My niece and nephew just turned 8 and 9, and since I know they love Harry Potter (and I’ve finally broken down and started reading the books myself), I decided to make all their gifts related to the books.
First, I created a Hogwarts-themed design using my Silhouette machine to make them t-shirts. The golden snitch is a shape purchased from the Silhouette online store. I used contact paper to make the stencils, and I’ll admit, it was a bit tricky to get the skinny little pieces in the “Hogwarts” lettering to cut cleanly and stick in place. I wanted the design to look distressed, so I brushed the paint on lightly, and left some bare spots.
The rest of their gifts were all about Quidditch. I ended up purchasing a dodge ball for the Quaffle and making the bludgers and snitch, using a pattern in Abby Glassenberg’s new book, Stuffed Animals: from Concept to Construction. The bludgers are made out of black fleece, and filled partly with poly-pellets to give them a bit of heft.
And I made a sack to put them in:
The Quidditch hoops/goals were a bit tricky. I was inspired by the awesome Harry Potter party ideas at Razzle Dazzle Your Kids. I bought the hoops at the dollar store, and my husband picked up the PVC pipe. (I think he ended up with 10-foot lengths for just a few dollars each). The main problem was that the hoops were narrower than the opening in the PVC pipe joint, so they wobbled. He suggested going out to buy some heavy duty epoxy, but we didn’t have much time, so we ended up squirting hot glue in the joint. It seemed to work OK.

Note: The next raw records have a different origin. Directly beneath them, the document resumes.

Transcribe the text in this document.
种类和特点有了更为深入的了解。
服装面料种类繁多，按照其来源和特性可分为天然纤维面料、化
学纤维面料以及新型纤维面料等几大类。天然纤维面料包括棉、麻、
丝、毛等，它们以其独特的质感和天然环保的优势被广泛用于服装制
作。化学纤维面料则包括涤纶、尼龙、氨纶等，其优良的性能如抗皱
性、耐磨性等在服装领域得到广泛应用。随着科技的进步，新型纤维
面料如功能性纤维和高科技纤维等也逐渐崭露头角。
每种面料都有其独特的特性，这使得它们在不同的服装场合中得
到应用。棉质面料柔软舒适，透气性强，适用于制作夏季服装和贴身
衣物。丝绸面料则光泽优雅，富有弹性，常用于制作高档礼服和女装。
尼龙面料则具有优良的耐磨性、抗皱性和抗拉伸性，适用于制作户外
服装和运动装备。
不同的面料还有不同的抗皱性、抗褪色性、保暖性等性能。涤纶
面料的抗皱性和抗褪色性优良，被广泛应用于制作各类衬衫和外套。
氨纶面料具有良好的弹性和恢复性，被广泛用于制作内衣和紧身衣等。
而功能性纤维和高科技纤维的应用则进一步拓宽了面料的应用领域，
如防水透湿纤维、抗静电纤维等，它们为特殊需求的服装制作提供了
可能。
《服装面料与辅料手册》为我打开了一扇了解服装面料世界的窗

And finally, the brooms! The inspiration came from a message board/forum HERE. The broom handle is actually an inexpensive ($9) replacement handle for an axe. For the “thunderbolt” version, I used some kind of long grass I bought at Michael’s, but it was really tricky to work with. I basically created the shape I wanted out of a styrofoam ball and some cardboard and tape, glued that to the end of the handle and then tried to wrap the grass around it. But it took more grass than I thought, and the extra package I bought had shorter lengths that kept popping out of place. Frustrating.
For the “Nimbus 2000,” I used raffia instead. Which was both cheaper and easier to handle, though the finished product is not as sleek.
I used my Silhouette machine to cut the lettering out of vinyl (I only had silver, so it doesn’t show up that great. For the flames, I colored over the vinyl with a Sharpie).